Assistant Manager Indigenous Grants, Charles Darwin University
Jessica Procak is the Assistant Manager of the Office of Indigenous Student Services (OISS) Indigenous Grants area at Charles Darwin University (CDU). Jessica is an Aboriginal woman from Alice Springs in Central Australia whose heritage is Pertame (Southern Arrernte). Jessica graduated from CDU in 2009 with a Bachelor of Commerce majoring in Management and Marketing. Upon graduating university Jessica relocated to Darwin and commenced work with the OPVC-IL portfolio in 2011. Since commencing with CDU, Jessica has worked in a range of positions and roles within the OPVC-IL portfolio and currently holds the Assistant Manager of Indigenous Grants position which oversees the Indigenous supplementary funding programs including Away From Base and Tutorial Support. Since 2015 Jessica has also been a casual lecturer with the School of Indigenous Knowledges and Public Policy (SIKPP) teaching two units including Respectful Histories and Partnership Project, which focus on Indigenous issues and history within Australia
Indigenous Policies and Programs Analyst, Charles Darwin University
Shane is an Mbarbaram man with cultural connections and affiliations to the Aboriginal nations of Agwamin, Gugubhadin, Djirbalngan, Tjapukai and Yidinji of far north Queensland, with further connections to Aboriginal nations in central Cape York, Queensland. He has an extensive teaching history in the tertiary sector of education spanning two decades with a complementary profile of experience in curriculum development in both vocational education and training, and higher education. Shane’s postgraduate research qualifications addresses questions regarding how Aboriginal nations can achieve economic independence.

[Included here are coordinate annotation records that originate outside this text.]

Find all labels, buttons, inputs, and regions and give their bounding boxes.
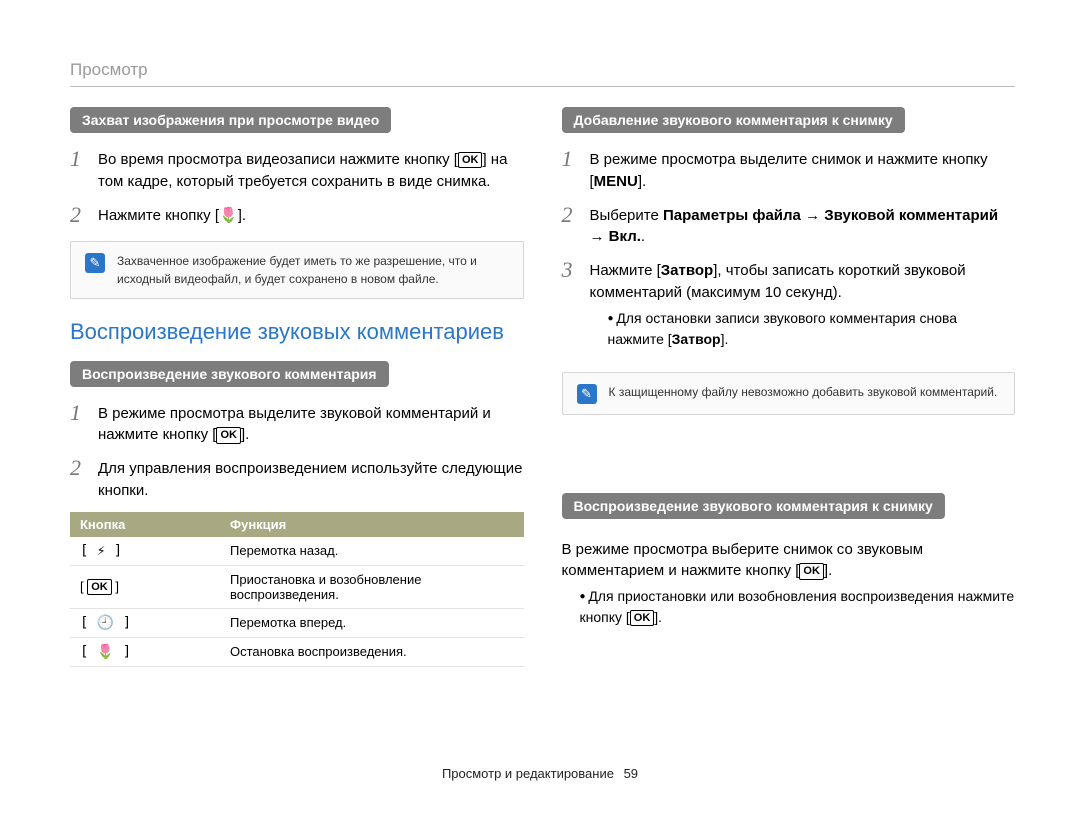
page-footer: Просмотр и редактирование 59 bbox=[0, 766, 1080, 781]
text: Для остановки записи звукового комментар… bbox=[608, 310, 958, 347]
right-column: Добавление звукового комментария к снимк… bbox=[562, 107, 1016, 667]
func-cell: Перемотка назад. bbox=[220, 537, 524, 566]
text-bold: Затвор bbox=[672, 331, 721, 347]
table-row: [ OK ] Приостановка и возобновление восп… bbox=[70, 565, 524, 608]
step-body: Нажмите [Затвор], чтобы записать коротки… bbox=[590, 258, 1016, 358]
pill-capture-video: Захват изображения при просмотре видео bbox=[70, 107, 391, 133]
step-1: 1 Во время просмотра видеозаписи нажмите… bbox=[70, 147, 524, 193]
left-column: Захват изображения при просмотре видео 1… bbox=[70, 107, 524, 667]
ok-icon: OK bbox=[799, 563, 824, 579]
func-cell: Приостановка и возобновление воспроизвед… bbox=[220, 565, 524, 608]
button-cell: [ ⚡ ] bbox=[70, 537, 220, 566]
step-body: Во время просмотра видеозаписи нажмите к… bbox=[98, 147, 524, 193]
step-num: 2 bbox=[70, 203, 88, 227]
ok-icon: OK bbox=[216, 427, 241, 443]
pill-playback-memo-image: Воспроизведение звукового комментария к … bbox=[562, 493, 945, 519]
step-1: 1 В режиме просмотра выделите снимок и н… bbox=[562, 147, 1016, 193]
text-bold: Вкл. bbox=[609, 228, 641, 245]
menu-label: MENU bbox=[594, 173, 638, 190]
step-body: Выберите Параметры файла → Звуковой комм… bbox=[590, 203, 1016, 249]
bullet-list: Для остановки записи звукового комментар… bbox=[590, 308, 1016, 350]
content-columns: Захват изображения при просмотре видео 1… bbox=[70, 107, 1015, 667]
page-number: 59 bbox=[624, 766, 638, 781]
text: В режиме просмотра выделите звуковой ком… bbox=[98, 405, 491, 444]
text: Нажмите [ bbox=[590, 262, 661, 279]
text: Во время просмотра видеозаписи нажмите к… bbox=[98, 151, 458, 168]
macro-icon: 🌷 bbox=[219, 207, 238, 224]
spacer bbox=[562, 433, 1016, 493]
table-header: Кнопка bbox=[70, 512, 220, 537]
step-num: 2 bbox=[70, 456, 88, 502]
button-cell: [ OK ] bbox=[70, 565, 220, 608]
step-num: 1 bbox=[562, 147, 580, 193]
note-box: ✎ Захваченное изображение будет иметь то… bbox=[70, 241, 524, 299]
bullet-list: Для приостановки или возобновления воспр… bbox=[562, 586, 1016, 628]
text-bold: Звуковой комментарий bbox=[824, 207, 998, 224]
paragraph: В режиме просмотра выберите снимок со зв… bbox=[562, 537, 1016, 583]
text: → bbox=[590, 228, 609, 245]
text: ]. bbox=[241, 426, 249, 443]
text: В режиме просмотра выберите снимок со зв… bbox=[562, 541, 924, 580]
step-num: 1 bbox=[70, 147, 88, 193]
table-header: Функция bbox=[220, 512, 524, 537]
step-body: В режиме просмотра выделите звуковой ком… bbox=[98, 401, 524, 447]
list-item: Для приостановки или возобновления воспр… bbox=[580, 586, 1016, 628]
step-2: 2 Нажмите кнопку [🌷]. bbox=[70, 203, 524, 227]
step-3: 3 Нажмите [Затвор], чтобы записать корот… bbox=[562, 258, 1016, 358]
table-row: [ ⚡ ] Перемотка назад. bbox=[70, 537, 524, 566]
text: ]. bbox=[824, 562, 832, 579]
text: → bbox=[801, 207, 824, 224]
info-icon: ✎ bbox=[85, 253, 105, 273]
text: ]. bbox=[721, 331, 729, 347]
button-cell: [ 🕘 ] bbox=[70, 608, 220, 637]
text: ]. bbox=[654, 609, 662, 625]
func-cell: Перемотка вперед. bbox=[220, 608, 524, 637]
text: ]. bbox=[238, 207, 246, 224]
note-box: ✎ К защищенному файлу невозможно добавит… bbox=[562, 372, 1016, 415]
step-body: Нажмите кнопку [🌷]. bbox=[98, 203, 246, 227]
ok-icon: OK bbox=[458, 152, 483, 168]
step-2: 2 Для управления воспроизведением исполь… bbox=[70, 456, 524, 502]
pill-playback-memo: Воспроизведение звукового комментария bbox=[70, 361, 389, 387]
text: . bbox=[641, 228, 645, 245]
step-body: В режиме просмотра выделите снимок и наж… bbox=[590, 147, 1016, 193]
buttons-table: Кнопка Функция [ ⚡ ] Перемотка назад. [ … bbox=[70, 512, 524, 667]
ok-icon: OK bbox=[87, 579, 112, 595]
step-num: 1 bbox=[70, 401, 88, 447]
button-cell: [ 🌷 ] bbox=[70, 637, 220, 666]
list-item: Для остановки записи звукового комментар… bbox=[608, 308, 1016, 350]
text: В режиме просмотра выделите снимок и наж… bbox=[590, 151, 988, 190]
text: Выберите bbox=[590, 207, 663, 224]
table-row: [ 🌷 ] Остановка воспроизведения. bbox=[70, 637, 524, 666]
ok-icon: OK bbox=[630, 610, 655, 626]
text: ]. bbox=[638, 173, 646, 190]
section-title: Воспроизведение звуковых комментариев bbox=[70, 319, 524, 345]
step-2: 2 Выберите Параметры файла → Звуковой ко… bbox=[562, 203, 1016, 249]
page-header: Просмотр bbox=[70, 60, 1015, 87]
table-row: [ 🕘 ] Перемотка вперед. bbox=[70, 608, 524, 637]
note-text: К защищенному файлу невозможно добавить … bbox=[609, 383, 998, 404]
note-text: Захваченное изображение будет иметь то ж… bbox=[117, 252, 509, 288]
step-body: Для управления воспроизведением использу… bbox=[98, 456, 524, 502]
step-1: 1 В режиме просмотра выделите звуковой к… bbox=[70, 401, 524, 447]
func-cell: Остановка воспроизведения. bbox=[220, 637, 524, 666]
info-icon: ✎ bbox=[577, 384, 597, 404]
footer-text: Просмотр и редактирование bbox=[442, 766, 614, 781]
step-num: 2 bbox=[562, 203, 580, 249]
text-bold: Затвор bbox=[661, 262, 713, 279]
text: Нажмите кнопку [ bbox=[98, 207, 219, 224]
pill-add-memo: Добавление звукового комментария к снимк… bbox=[562, 107, 905, 133]
text-bold: Параметры файла bbox=[663, 207, 801, 224]
step-num: 3 bbox=[562, 258, 580, 358]
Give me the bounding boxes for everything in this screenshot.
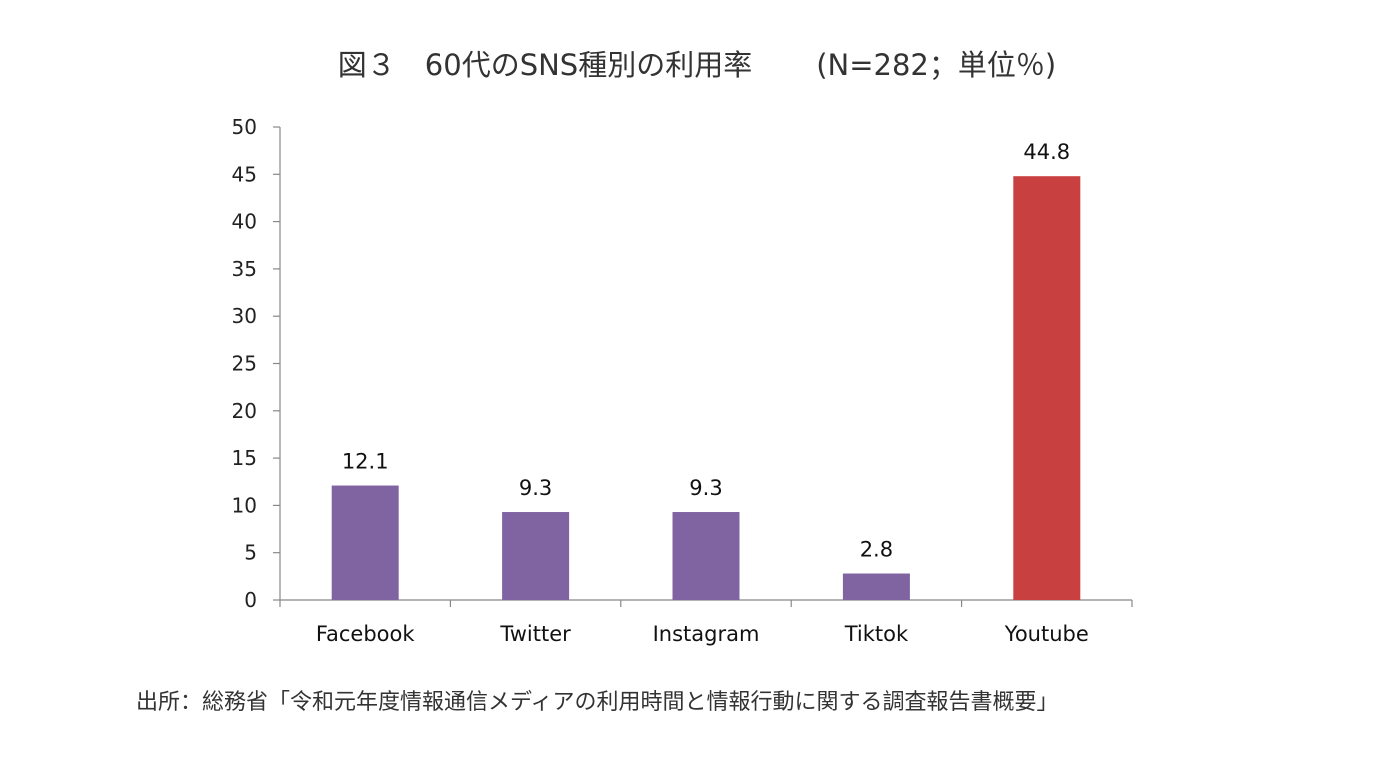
y-axis: 0 5 10 15 20 25 30 35 40 45 50 [232, 115, 281, 612]
x-tick-label: Twitter [499, 622, 571, 646]
chart-title-note: (N=282；単位％) [816, 48, 1057, 82]
y-tick-label: 30 [232, 304, 257, 328]
y-tick-label: 15 [232, 446, 257, 470]
y-tick-label: 45 [232, 162, 257, 186]
y-tick-label: 35 [232, 257, 257, 281]
data-label: 44.8 [1023, 140, 1070, 164]
bar-twitter [502, 512, 570, 600]
y-tick-label: 20 [232, 399, 257, 423]
data-labels: 12.1 9.3 9.3 2.8 44.8 [342, 140, 1070, 561]
data-label: 12.1 [342, 450, 389, 474]
y-tick-label: 25 [232, 352, 257, 376]
chart-title: 図３ 60代のSNS種別の利用率 (N=282；単位％) [0, 42, 1394, 84]
bar-tiktok [842, 573, 910, 600]
y-tick-label: 10 [232, 493, 257, 517]
bar-facebook [331, 485, 399, 600]
chart-title-main: 図３ 60代のSNS種別の利用率 [337, 48, 753, 82]
data-label: 2.8 [860, 538, 893, 562]
bar-youtube [1013, 176, 1081, 600]
y-tick-label: 40 [232, 210, 257, 234]
source-note: 出所：総務省「令和元年度情報通信メディアの利用時間と情報行動に関する調査報告書概… [136, 690, 1059, 715]
y-tick-label: 0 [244, 588, 257, 612]
y-tick-label: 5 [244, 541, 257, 565]
x-axis: Facebook Twitter Instagram Tiktok Youtube [279, 599, 1133, 646]
bar-instagram [672, 512, 740, 600]
x-tick-label: Tiktok [844, 622, 909, 646]
y-tick-label: 50 [232, 115, 257, 139]
x-tick-label: Youtube [1004, 622, 1089, 646]
data-label: 9.3 [519, 476, 552, 500]
x-tick-label: Instagram [653, 622, 760, 646]
data-label: 9.3 [689, 476, 722, 500]
bars [331, 176, 1081, 600]
x-tick-label: Facebook [316, 622, 416, 646]
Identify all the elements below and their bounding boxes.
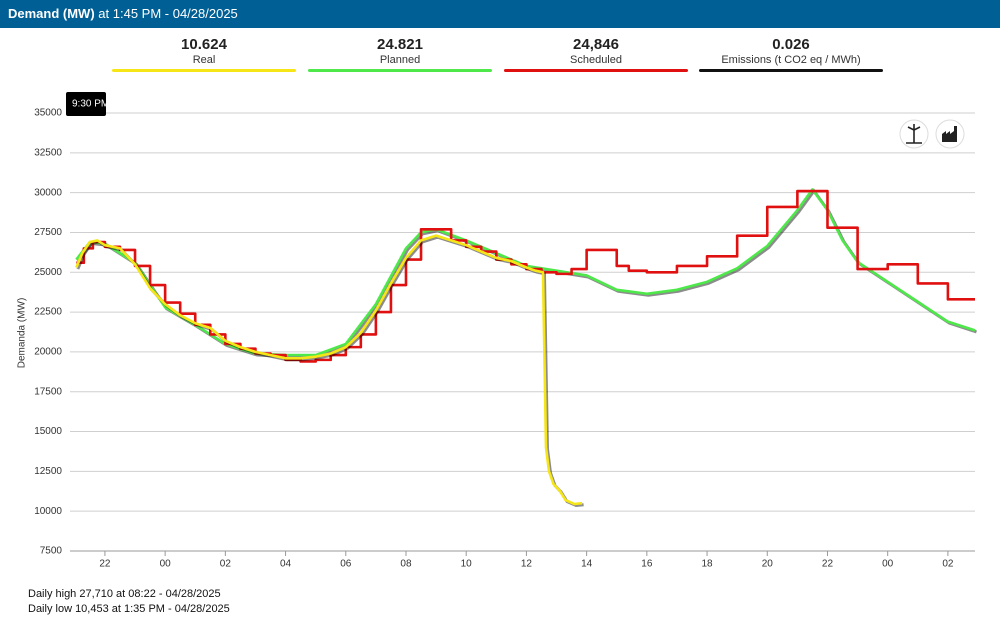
factory-icon[interactable] (935, 119, 965, 149)
header-subtitle: at 1:45 PM - 04/28/2025 (98, 6, 238, 21)
x-tick-label: 06 (340, 559, 352, 570)
x-tick-label: 04 (280, 559, 292, 570)
summary-item: 0.026 Emissions (t CO2 eq / MWh) (699, 36, 883, 72)
x-tick-label: 16 (641, 559, 653, 570)
x-tick-label: 18 (701, 559, 713, 570)
summary-item: 24,846 Scheduled (504, 36, 688, 72)
tooltip-box (66, 92, 106, 116)
summary-label: Real (192, 54, 216, 66)
icon-glyph (942, 126, 957, 142)
daily-high: Daily high 27,710 at 08:22 - 04/28/2025 (28, 588, 221, 600)
x-tick-label: 02 (942, 559, 954, 570)
y-tick-label: 30000 (34, 187, 62, 198)
y-tick-label: 32500 (34, 147, 62, 158)
x-tick-label: 08 (400, 559, 412, 570)
x-tick-label: 12 (521, 559, 533, 570)
series-line (76, 189, 975, 363)
grid: 7500 10000 12500 15000 17500 20000 22500 25000 2… (34, 108, 975, 570)
x-tick-label: 02 (220, 559, 232, 570)
x-tick-label: 22 (99, 559, 111, 570)
summary-underline (699, 69, 883, 72)
summary-underline (308, 69, 492, 72)
summary-underline (112, 69, 296, 72)
summary-value: 10.624 (181, 36, 227, 53)
x-tick-label: 00 (882, 559, 894, 570)
y-tick-label: 12500 (34, 466, 62, 477)
summary-value: 24.821 (377, 36, 423, 53)
y-tick-label: 15000 (34, 426, 62, 437)
y-tick-label: 17500 (34, 386, 62, 397)
daily-low: Daily low 10,453 at 1:35 PM - 04/28/2025 (28, 603, 230, 615)
y-tick-label: 20000 (34, 347, 62, 358)
icon-glyph (906, 124, 922, 144)
tooltip-text: 9:30 PM (72, 99, 109, 110)
y-tick-label: 7500 (40, 546, 63, 557)
summary-item: 10.624 Real (112, 36, 296, 72)
summary-underline (504, 69, 688, 72)
y-tick-label: 10000 (34, 506, 62, 517)
y-tick-label: 27500 (34, 227, 62, 238)
summary-label: Scheduled (570, 54, 622, 66)
y-tick-label: 22500 (34, 307, 62, 318)
header: Demand (MW) at 1:45 PM - 04/28/2025 (0, 0, 1000, 28)
x-tick-label: 14 (581, 559, 593, 570)
summary-value: 24,846 (573, 36, 619, 53)
summary-label: Emissions (t CO2 eq / MWh) (721, 54, 861, 66)
y-tick-label: 25000 (34, 267, 62, 278)
x-tick-label: 20 (762, 559, 774, 570)
x-tick-label: 22 (822, 559, 834, 570)
wind-icon[interactable] (899, 119, 929, 149)
summary-label: Planned (379, 54, 421, 66)
series-line (75, 234, 583, 506)
header-title: Demand (MW) (8, 6, 95, 21)
line-shadow (76, 235, 584, 508)
y-tick-label: 35000 (34, 108, 62, 119)
x-tick-label: 00 (160, 559, 172, 570)
lines (75, 188, 977, 508)
summary-value: 0.026 (772, 36, 810, 53)
summary-item: 24.821 Planned (308, 36, 492, 72)
y-axis-label: Demanda (MW) (17, 298, 28, 369)
x-tick-label: 10 (461, 559, 473, 570)
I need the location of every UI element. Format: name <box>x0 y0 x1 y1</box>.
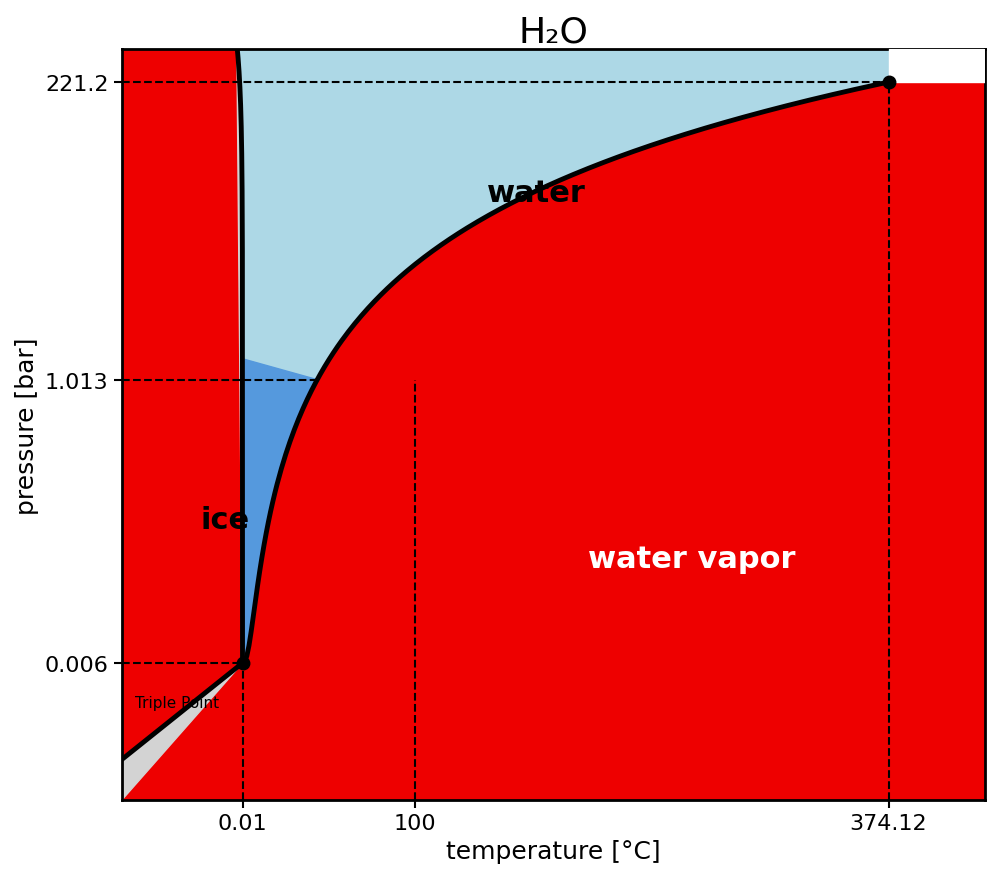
Polygon shape <box>242 359 318 663</box>
Polygon shape <box>237 45 889 663</box>
Polygon shape <box>122 45 243 801</box>
Text: water vapor: water vapor <box>588 544 795 573</box>
X-axis label: temperature [°C]: temperature [°C] <box>446 839 661 863</box>
Y-axis label: pressure [bar]: pressure [bar] <box>15 336 39 514</box>
Polygon shape <box>889 50 985 83</box>
Polygon shape <box>122 50 985 801</box>
Text: ice: ice <box>201 506 250 535</box>
Text: Triple Point: Triple Point <box>135 695 220 710</box>
Title: H₂O: H₂O <box>518 15 588 49</box>
Text: water: water <box>487 179 585 208</box>
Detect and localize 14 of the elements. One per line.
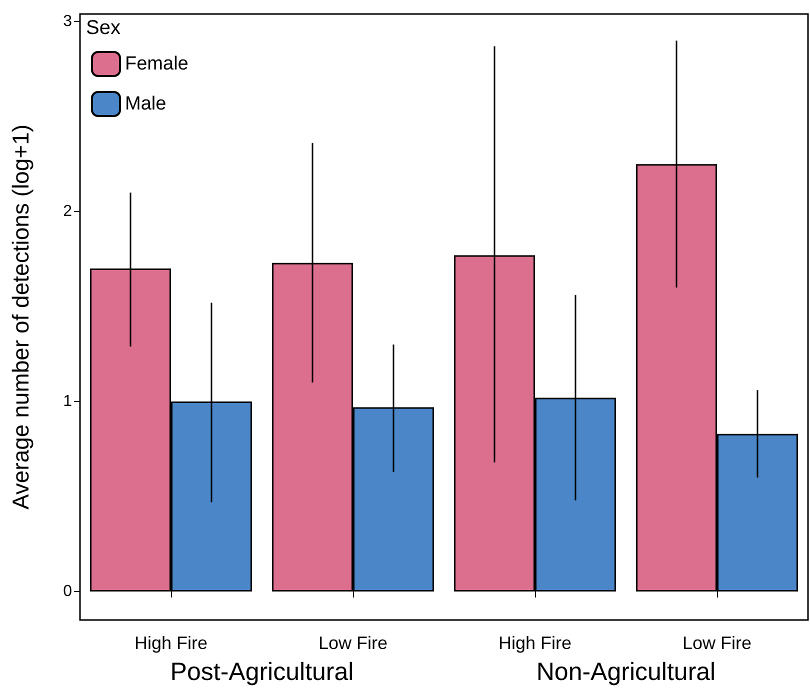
x-tick-label: Low Fire — [682, 633, 752, 653]
x-tick-label: High Fire — [498, 633, 572, 653]
x-tick-label: High Fire — [134, 633, 208, 653]
legend-label: Female — [125, 54, 188, 74]
legend-title: Sex — [86, 17, 120, 39]
y-axis-title: Average number of detections (log+1) — [8, 124, 34, 510]
legend-label: Male — [125, 94, 166, 114]
x-tick-label: Low Fire — [318, 633, 388, 653]
text: Non-Agricultural — [536, 658, 716, 686]
y-tick-label: 3 — [63, 13, 72, 30]
text: Post-Agricultural — [170, 658, 354, 686]
y-tick-label: 2 — [63, 203, 72, 220]
y-tick-label: 1 — [63, 393, 72, 410]
y-tick-label: 0 — [63, 583, 72, 600]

Shane was recently appointed as a policy officer in the Office of the Pro Vice Chancellor Indigenous Leadership, Charles Darwin University. While his work portfolio is ever expanding, his current focus is on providing policy advice and support to the University’s current strategic planning process in terms of how the University can achieve its goal of becoming the ‘University of choice’ for current and future Aboriginal students and staff.